No real objection to this overall approach, but we could also just fix the MPSC queue, right? (release stores for ring.in on the producer side and acquire loads on the consumer side.) (More generally, maybe it would be good to have some sort of generic, correct MPSC implementation that this subsystem can use, instead of the bespoke thing.)

In D51112#1166631, @cem wrote:

No real objection to this overall approach, but we could also just fix the MPSC queue, right? (release stores for ring.in on the producer side and acquire loads on the consumer side.) (More generally, maybe it would be good to have some sort of generic, correct MPSC implementation that this subsystem can use, instead of the bespoke thing.)

Yeah, I started that way, but it felt a bit silly to try and optimize for a consumer that runs at 10Hz. Adding barriers would also add some overhead for insertions into the queue, and we generally want the producer side to be as cheap as possible (global mutex notwithstanding).

We could use buf_ring.h here, that provides a MPSC queue. But switching to buf_ring.h is a larger change of course, and I have no evidence that it's really warranted. In practice, we don't seem to get a large number of events at least on the amd64 systems I've tested so far. Interrupt sources need to opt in to entropy collection, and it seems that relatively few do. There are some other sources that might have a high rate but aren't universal, e.g., RANDOM_NET_NG does nothing on systems which don't use netgraph, which is probably most of them.

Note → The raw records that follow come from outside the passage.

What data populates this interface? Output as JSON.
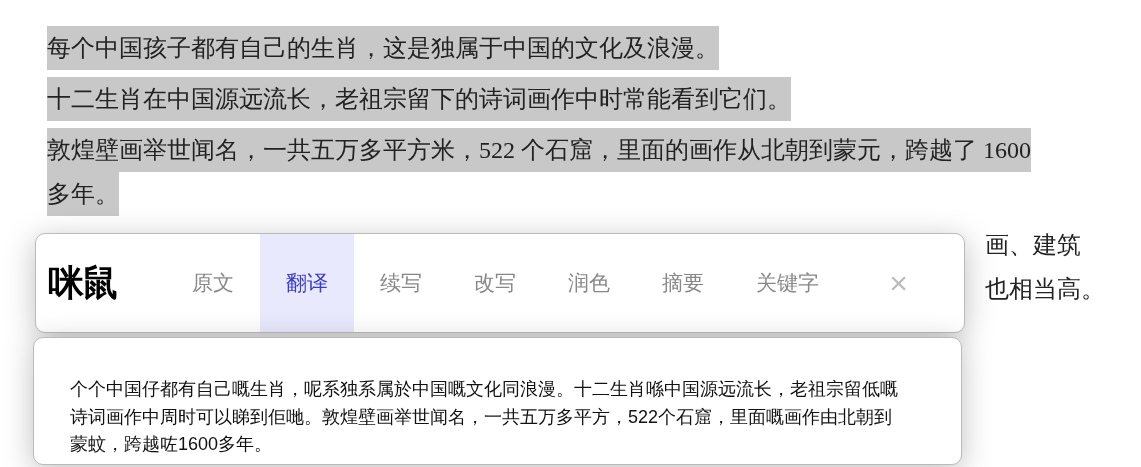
{
  "document": {
    "paragraphs": [
      {
        "lines": [
          "每个中国孩子都有自己的生肖，这是独属于中国的文化及浪漫。"
        ],
        "selected": true
      },
      {
        "lines": [
          "十二生肖在中国源远流长，老祖宗留下的诗词画作中时常能看到它们。"
        ],
        "selected": true
      },
      {
        "lines": [
          "敦煌壁画举世闻名，一共五万多平方米，522 个石窟，里面的画作从北朝到蒙元，跨越了 1600",
          "多年。"
        ],
        "selected": true
      }
    ],
    "covered_fragments": [
      "画、建筑",
      "也相当高。"
    ]
  },
  "popup": {
    "logo": "咪鼠",
    "tabs": [
      {
        "label": "原文",
        "selected": false
      },
      {
        "label": "翻译",
        "selected": true
      },
      {
        "label": "续写",
        "selected": false
      },
      {
        "label": "改写",
        "selected": false
      },
      {
        "label": "润色",
        "selected": false
      },
      {
        "label": "摘要",
        "selected": false
      },
      {
        "label": "关键字",
        "selected": false
      }
    ],
    "close": "×",
    "result": "个个中国仔都有自己嘅生肖，呢系独系属於中国嘅文化同浪漫。十二生肖喺中国源远流长，老祖宗留低嘅诗词画作中周时可以睇到佢哋。敦煌壁画举世闻名，一共五万多平方，522个石窟，里面嘅画作由北朝到蒙蚊，跨越咗1600多年。"
  }
}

So, I went with a simpler approach.

...

Sounds reasonable to me.

cem added inline comments.
sys/dev/random/random_harvestq.c
426

Do we need to zero-init pos as well?

This revision is now accepted and ready to land.Fri, Jul 4, 2:04 PM
markj marked an inline comment as done.Mon, Jul 7, 2:57 PM
markj added inline comments.
sys/dev/random/random_harvestq.c
426

It's not strictly necessary. I specified the index here just to be explicit about which buffer is active initially, but the structure is zero-initialized.

This revision was automatically updated to reflect the committed changes.
markj marked an inline comment as done.